Faith às 8h26 do dia 29 de setembro de 2017 que a agente literária Justyna Rzewska enviou um e-mail para a editora Maria Fasce, do grupo da Penguin Random House em Espanha. Continha um manuscrito de “A Noiva Cigana”, a primeira obra de uma autora natural de Madrid, nascida em 1973, professora universitária e mãe de três filhos. Faith apresentado com estas características, mas como se trata de um pseudônimo, nunca se foi prometido reais.

Maria Fasce adora imediatamente da polícia e sobre um contrato com Carmen Mola. Justy, que explica essa autora, mas que o contato com ela tinha chegado, através de uma outra autora com quem, atraso, sendo que Carmen era conhecida.

Como Maria Fasce explicou num mensagens de texto Publicado online, teve de se certificar internamente que não haveria problema em publicar um livro de uma autora que não o iria promover publicamente, apresentá-lo em eventos ou dar entrevistas. O diretor de comunicação do grupo editorial disse que não havia problema: “Se o romance for assim tão bom, as pessoas vão falar sobre ele. E vão querer saber quem é, quem é que pode escrever assim”.

Rapidamente, como começaram as comparações entre Carmen Mola e Elena Ferrante — uma famosa autora italiana que também usa um pseudônimo para assinadas como suas obras. “A Noiva Cigana” começou a vender bastante em Espanha e ter edições noutras línguas e países. Tornou-se num fenômeno literário e de vendas.

O livro chegou a Portugal em maio.

No mesmo texto, Maria Fascemen colocou algumas perguntas por escrito à desconhecida Mola. “Porque é que se esconde atrás de um pseudónimo?”, pergunta ou um editor próprio.

“Na verdade, são tantos os motivos que não pretendem como é que outros autores não pretendem. Para começar, acho que o importante é o romance, não quem o escreveu. Qual a diferença entre ela é uma mulher alta e bonita ou um homem baixo e feio?

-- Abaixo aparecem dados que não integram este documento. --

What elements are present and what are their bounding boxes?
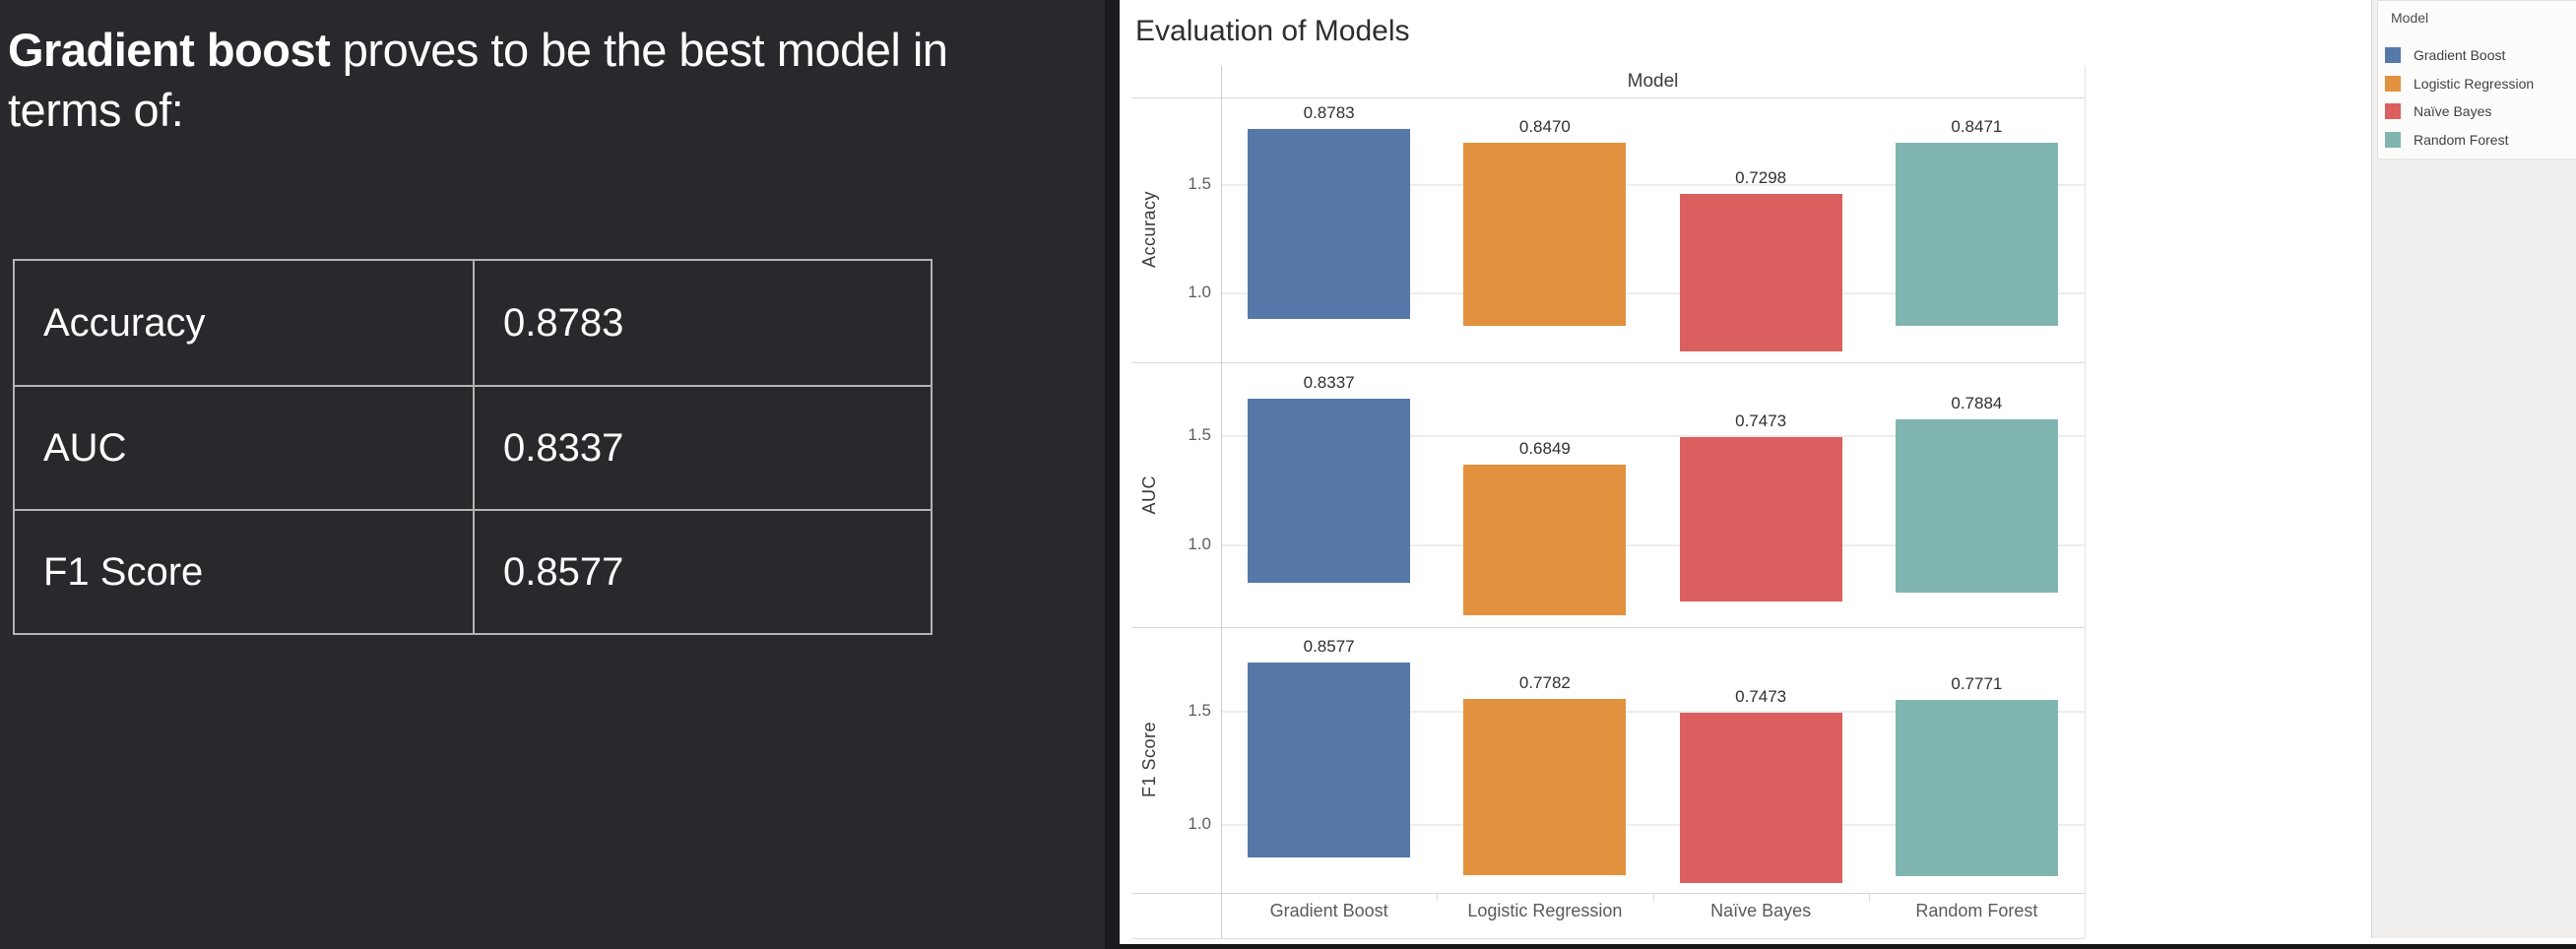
row-boundary-line [1132, 893, 2085, 894]
gridline [1221, 434, 2085, 437]
column-tick [1437, 893, 1439, 902]
bar-logistic-regression[interactable] [1463, 698, 1627, 876]
y-tick-label: 1.0 [1188, 282, 1211, 301]
x-category-label: Logistic Regression [1467, 901, 1623, 920]
gridline [1221, 711, 2085, 713]
legend-region: Model Gradient Boost Logistic Regression N… [2372, 0, 2576, 938]
column-tick [1652, 893, 1654, 902]
bar-gradient-boost[interactable] [1248, 399, 1411, 583]
axis-bottom-line [1132, 938, 2085, 939]
row-boundary-line [1132, 362, 2085, 363]
y-tick-label: 1.5 [1188, 424, 1211, 444]
legend-item-na-ve-bayes[interactable]: Naïve Bayes [2385, 103, 2492, 120]
bar-value-label: 0.7771 [1951, 673, 2003, 693]
legend-card: Model Gradient Boost Logistic Regression N… [2377, 0, 2576, 159]
bar-gradient-boost[interactable] [1248, 129, 1411, 320]
y-tick-label: 1.5 [1188, 701, 1211, 720]
legend-item-label: Random Forest [2414, 132, 2509, 149]
y-tick-label: 1.0 [1188, 814, 1211, 834]
row-boundary-line [1132, 97, 2085, 98]
gridline [1221, 183, 2085, 186]
bar-value-label: 0.8470 [1518, 116, 1571, 136]
plot-right-line [2085, 66, 2086, 938]
bar-value-label: 0.8783 [1303, 103, 1355, 123]
facet-title-f1-score: F1 Score [1127, 627, 1171, 893]
column-tick [1868, 893, 1870, 902]
bar-random-forest[interactable] [1895, 142, 2058, 327]
metrics-table: Accuracy 0.8783 AUC 0.8337 F1 Score 0.8577 [13, 259, 933, 635]
facet-title-auc: AUC [1127, 362, 1171, 627]
bar-random-forest[interactable] [1895, 699, 2058, 876]
legend-item-label: Logistic Regression [2414, 75, 2535, 92]
facet-title-text: Accuracy [1138, 191, 1159, 269]
table-row: Accuracy 0.8783 [15, 261, 931, 385]
y-tick-label: 1.5 [1188, 173, 1211, 193]
gridline [1221, 544, 2085, 547]
legend-item-label: Gradient Boost [2414, 47, 2506, 63]
bar-value-label: 0.7473 [1735, 687, 1787, 707]
bar-na-ve-bayes[interactable] [1679, 193, 1842, 352]
bar-logistic-regression[interactable] [1463, 142, 1627, 327]
chart-panel: Evaluation of Models Model 1.5 1.0 Accuracy… [1120, 0, 2576, 949]
metric-value: 0.8337 [503, 425, 624, 470]
row-boundary-line [1132, 627, 2085, 628]
chart-title: Evaluation of Models [1135, 15, 1410, 47]
metric-value: 0.8783 [503, 300, 624, 345]
table-row: F1 Score 0.8577 [15, 509, 931, 633]
facet-title-text: AUC [1138, 474, 1159, 515]
bar-value-label: 0.7473 [1735, 411, 1787, 430]
legend-swatch-icon [2385, 47, 2401, 63]
bar-gradient-boost[interactable] [1248, 663, 1411, 858]
bar-value-label: 0.6849 [1518, 438, 1571, 458]
table-row: AUC 0.8337 [15, 385, 931, 509]
legend-item-gradient-boost[interactable]: Gradient Boost [2385, 47, 2505, 63]
bar-na-ve-bayes[interactable] [1679, 436, 1842, 601]
metric-label: Accuracy [15, 261, 475, 385]
headline-rest: proves to be the best model in terms of: [8, 24, 948, 136]
legend-swatch-icon [2385, 75, 2401, 92]
facet-title-text: F1 Score [1138, 722, 1159, 798]
x-category-label: Gradient Boost [1269, 901, 1388, 920]
bar-value-label: 0.7298 [1735, 167, 1787, 187]
panel-headline: Gradient boost proves to be the best mod… [8, 20, 1002, 140]
metric-label: F1 Score [15, 511, 475, 633]
y-tick-label: 1.0 [1188, 535, 1211, 554]
bar-value-label: 0.8337 [1303, 373, 1355, 393]
bar-value-label: 0.8471 [1951, 116, 2003, 136]
facet-title-accuracy: Accuracy [1127, 97, 1171, 362]
bar-random-forest[interactable] [1895, 418, 2058, 593]
bar-value-label: 0.7782 [1518, 672, 1571, 692]
headline-bold: Gradient boost [8, 24, 331, 76]
bottom-strip [1120, 944, 2576, 949]
legend-title: Model [2391, 10, 2429, 26]
legend-swatch-icon [2385, 103, 2401, 120]
legend-swatch-icon [2385, 132, 2401, 149]
legend-divider [2371, 0, 2372, 938]
metric-label: AUC [15, 387, 475, 509]
y-axis-line [1221, 66, 1222, 938]
metric-value: 0.8577 [503, 549, 624, 594]
bar-na-ve-bayes[interactable] [1679, 713, 1842, 883]
bar-logistic-regression[interactable] [1463, 464, 1627, 615]
bar-value-label: 0.8577 [1303, 637, 1355, 657]
legend-item-random-forest[interactable]: Random Forest [2385, 132, 2509, 149]
column-header: Model [1627, 71, 1679, 92]
text-panel: Gradient boost proves to be the best mod… [0, 0, 1120, 949]
legend-item-label: Naïve Bayes [2414, 103, 2492, 120]
gridline [1221, 824, 2085, 827]
x-category-label: Naïve Bayes [1710, 901, 1812, 920]
gridline [1221, 291, 2085, 294]
x-category-label: Random Forest [1915, 901, 2038, 920]
legend-item-logistic-regression[interactable]: Logistic Regression [2385, 75, 2535, 92]
bar-value-label: 0.7884 [1951, 393, 2003, 412]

O meu interesse era que as pessoas lessem a história das duas namoradas ciganas e do inspector de polícia de Mina Mazzini, lover of canções, que investigava as suas mortes. Mas eu disse que havia mais razões. É o meu primeiro romance e isso significa que me dediquei profissionalmente ao além das coisas. Não queria que os meus colegas, os meus amigos, como minhas cunhadas ou a minha mãe sabiam que me fizeram furor uma jovem fazendo no seu crânio para colocar larvas e sentar-se e observar como estavam a comer o seu cérebro … Eles não intenderiam, eu sou muito convencional para todos eles… E se o romance tivesse sido um fracasso absoluto? Eu teria que explicar e ficaria muito envergonhada. E, pelo contrário, se fossa um sucesso retumbante? eu tivesse sido forçado a mudar de vida, que é uma coisa que não quero, estou muito satisfeito com a minha…”, respondeu a escritora.

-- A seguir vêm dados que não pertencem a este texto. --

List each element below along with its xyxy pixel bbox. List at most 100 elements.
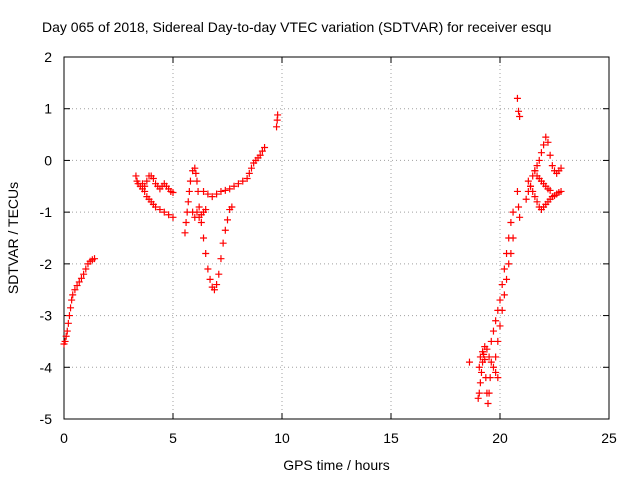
data-point-marker [492,317,500,325]
data-point-marker [221,186,229,194]
data-point-marker [481,356,489,364]
data-point-marker [540,141,548,149]
data-point-marker [217,255,225,263]
data-point-marker [544,138,552,146]
data-point-marker [215,270,223,278]
data-point-marker [221,226,229,234]
data-point-marker [484,399,492,407]
data-point-marker [185,187,193,195]
data-point-marker [492,368,500,376]
data-point-marker [487,337,495,345]
data-point-marker [213,281,221,289]
data-point-marker [498,306,506,314]
data-point-marker [195,203,203,211]
data-point-marker [476,379,484,387]
y-tick-label: 2 [44,49,52,65]
data-point-marker [206,275,214,283]
data-point-marker [500,291,508,299]
data-point-marker [156,206,164,214]
data-point-marker [228,203,236,211]
x-tick-label: 5 [169,430,177,446]
data-point-marker [465,358,473,366]
data-point-marker [169,213,177,221]
data-point-marker [477,368,485,376]
data-point-marker [483,345,491,353]
data-point-marker [513,187,521,195]
data-point-marker [485,389,493,397]
data-point-marker [515,107,523,115]
data-point-marker [65,312,73,320]
data-point-marker [169,188,177,196]
data-point-marker [535,156,543,164]
data-point-marker [485,353,493,361]
data-point-marker [533,198,541,206]
data-point-marker [210,286,218,294]
data-point-marker [69,291,77,299]
data-point-marker [524,177,532,185]
y-axis-label: SDTVAR / TECUs [5,182,21,294]
data-point-marker [208,193,216,201]
data-point-marker [182,218,190,226]
data-point-marker [62,332,70,340]
data-point-marker [197,218,205,226]
data-point-marker [476,353,484,361]
data-point-marker [165,211,173,219]
data-point-marker [522,195,530,203]
data-point-marker [73,282,81,290]
data-point-marker [474,394,482,402]
data-point-marker [68,296,76,304]
data-points [60,94,565,407]
data-point-marker [230,182,238,190]
data-point-marker [245,169,253,177]
data-point-marker [546,186,554,194]
data-point-marker [63,327,71,335]
data-point-marker [77,274,85,282]
data-point-marker [475,363,483,371]
data-point-marker [513,94,521,102]
data-point-marker [515,203,523,211]
y-tick-label: -5 [40,411,53,427]
data-point-marker [487,358,495,366]
data-point-marker [149,175,157,183]
y-tick-label: 1 [44,101,52,117]
data-point-marker [492,353,500,361]
y-tick-label: 0 [44,152,52,168]
data-point-marker [500,265,508,273]
data-point-marker [193,208,201,216]
data-point-marker [537,149,545,157]
data-point-marker [160,208,168,216]
data-point-marker [527,182,535,190]
data-point-marker [141,182,149,190]
data-point-marker [261,144,269,151]
data-point-marker [529,187,537,195]
data-point-marker [274,111,282,119]
data-point-marker [546,151,554,159]
grid [64,57,609,419]
data-point-marker [494,337,502,345]
x-tick-label: 20 [492,430,508,446]
data-point-marker [213,190,221,198]
data-point-marker [152,203,160,211]
data-point-marker [202,250,210,258]
data-point-marker [67,304,75,312]
data-point-marker [191,164,199,172]
plot-frame [63,56,610,420]
data-point-marker [507,250,515,258]
data-point-marker [219,239,227,247]
data-point-marker [239,177,247,185]
x-tick-label: 15 [383,430,399,446]
data-point-marker [557,187,565,195]
data-point-marker [496,296,504,304]
data-point-marker [509,234,517,242]
data-point-marker [204,190,212,198]
data-point-marker [64,319,72,327]
data-point-marker [80,270,88,278]
data-point-marker [243,175,251,183]
data-point-marker [505,260,513,268]
data-point-marker [498,281,506,289]
y-tick-label: -2 [40,256,53,272]
data-point-marker [256,151,264,159]
data-point-marker [496,322,504,330]
x-tick-labels: 0 5 10 15 20 25 [60,430,617,446]
y-tick-label: -1 [40,204,53,220]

E acrescentou ainda: “Sempre sonhei escrever um romance, e nos meus sonhos sempre assinei com um pseudónimo. Mas enquanto o escrevi, nem pensei que o conseguiria terminar, muito menos publicá-lo; então, ate falar com Justyna Rzeska, um agente literário que trabalhou novamente Negra e sabela à Alfaguara os direitos para muitos países, não me lembrei do pseudônimo novamente. Só queria que o romance se passasse em Madrid porque sou madrilena e adoro a minha cidade, por mais incómoda que seja às vezes”.

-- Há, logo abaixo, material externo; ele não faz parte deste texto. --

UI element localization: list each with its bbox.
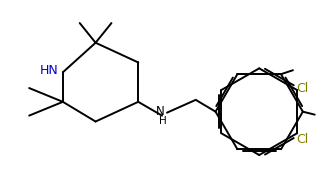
Text: HN: HN: [40, 64, 58, 77]
Text: H: H: [159, 116, 167, 126]
Text: N: N: [156, 105, 164, 118]
Text: Cl: Cl: [297, 133, 309, 146]
Text: Cl: Cl: [297, 82, 309, 94]
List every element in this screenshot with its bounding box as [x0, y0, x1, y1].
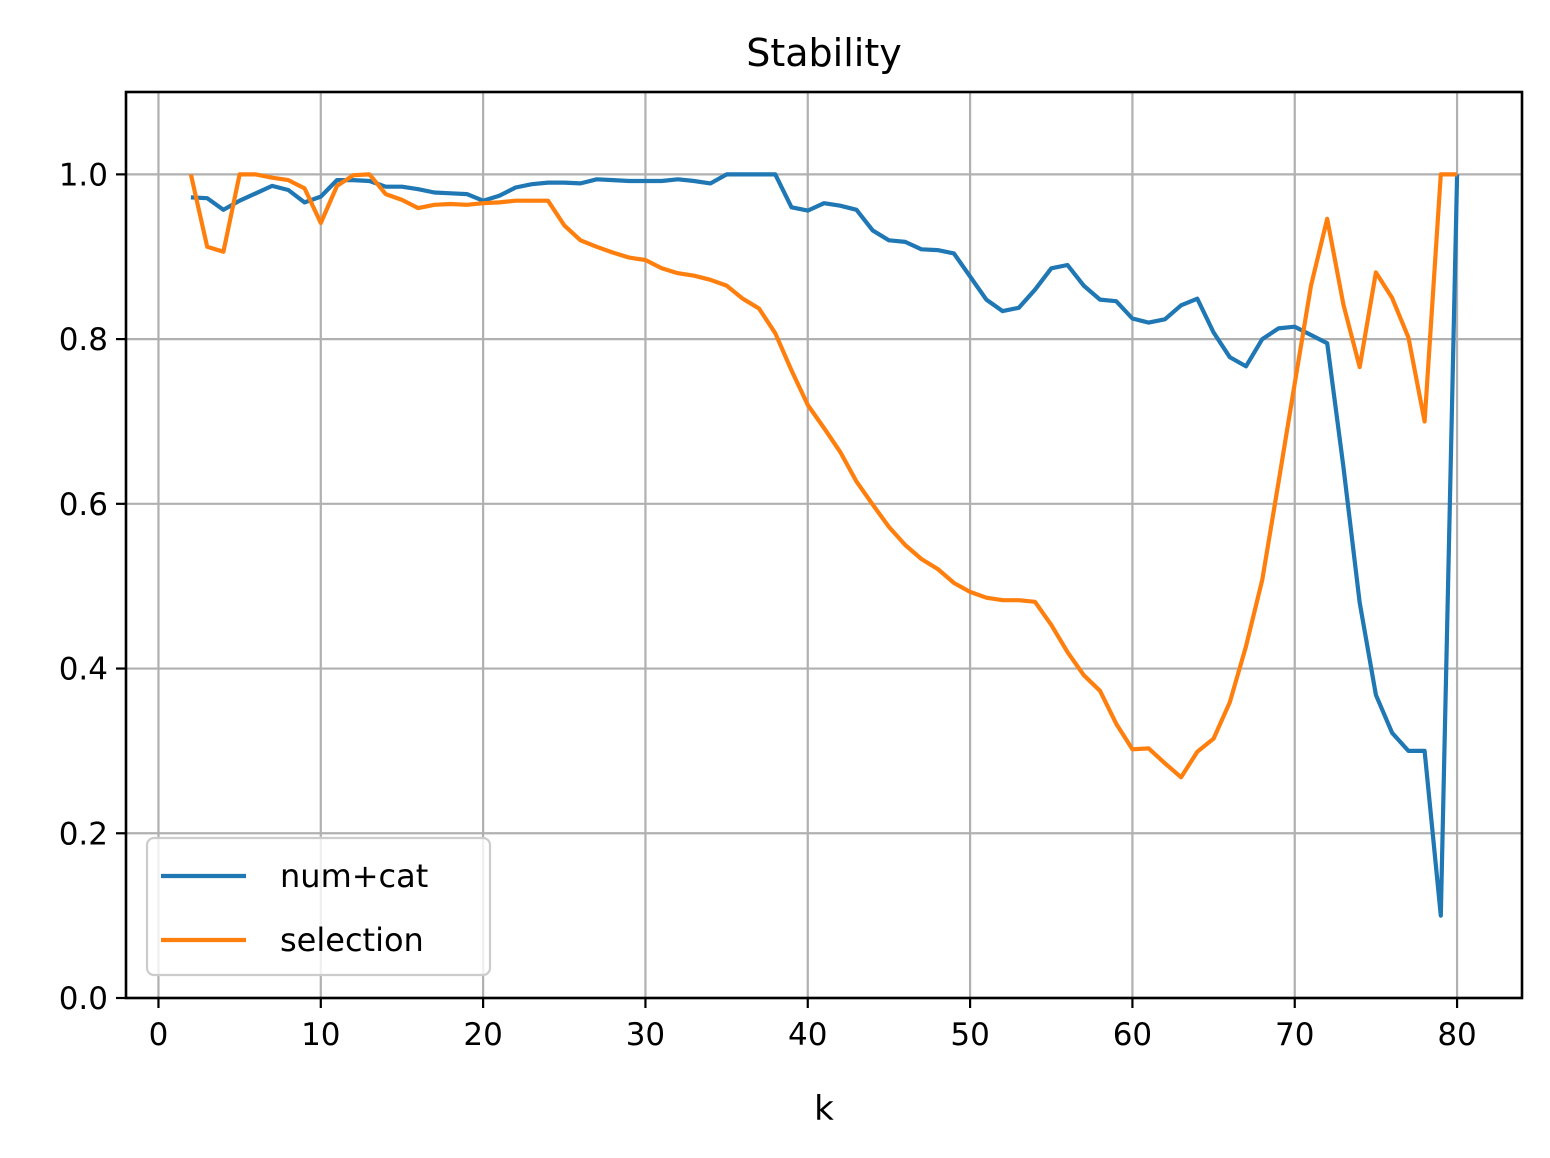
series-lines: [188, 172, 1460, 918]
x-axis-ticks: 0 10 20 30 40 50 60 70 80: [149, 998, 1477, 1053]
y-tick-label: 0.8: [59, 322, 108, 358]
x-tick-label: 40: [788, 1017, 827, 1053]
series-line-1: [188, 172, 1458, 780]
x-tick-label: 80: [1437, 1017, 1476, 1053]
x-tick-label: 20: [463, 1017, 502, 1053]
y-tick-label: 1.0: [59, 157, 108, 193]
x-axis-label: k: [814, 1089, 834, 1129]
y-tick-label: 0.0: [59, 981, 108, 1017]
x-tick-label: 50: [950, 1017, 989, 1053]
legend-label-1: selection: [280, 921, 424, 959]
y-tick-label: 0.2: [59, 816, 108, 852]
y-tick-label: 0.6: [59, 487, 108, 523]
grid: [126, 92, 1522, 1000]
chart-title: Stability: [746, 31, 902, 75]
x-tick-label: 30: [626, 1017, 665, 1053]
plot-frame: [124, 90, 1524, 1000]
y-axis-ticks: 0.0 0.2 0.4 0.6 0.8 1.0: [59, 157, 126, 1017]
x-tick-label: 10: [301, 1017, 340, 1053]
y-tick-label: 0.4: [59, 652, 108, 688]
legend: num+cat selection: [145, 836, 492, 977]
series-line-0: [190, 172, 1460, 918]
x-tick-label: 70: [1275, 1017, 1314, 1053]
x-tick-label: 60: [1113, 1017, 1152, 1053]
legend-label-0: num+cat: [280, 857, 428, 895]
x-tick-label: 0: [149, 1017, 169, 1053]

“A Noiva Cigana” será uma série

Os direitos para transformar este livro numa série já foram comprados. Depois de ter realizado problemas de produções como “Penny Dreadful” e “O Alienista”, além de “Fear of the Walking Dead” e “American Gods”, o diretor Paco Cabezas ficou responsável por este projeto.

Ainda não se sabe quem faz parte do elenco, onde vai poder ser vista nem quando irá estrear. Será uma adaptação de oito episódios, cada um com cerca de 50 minutos.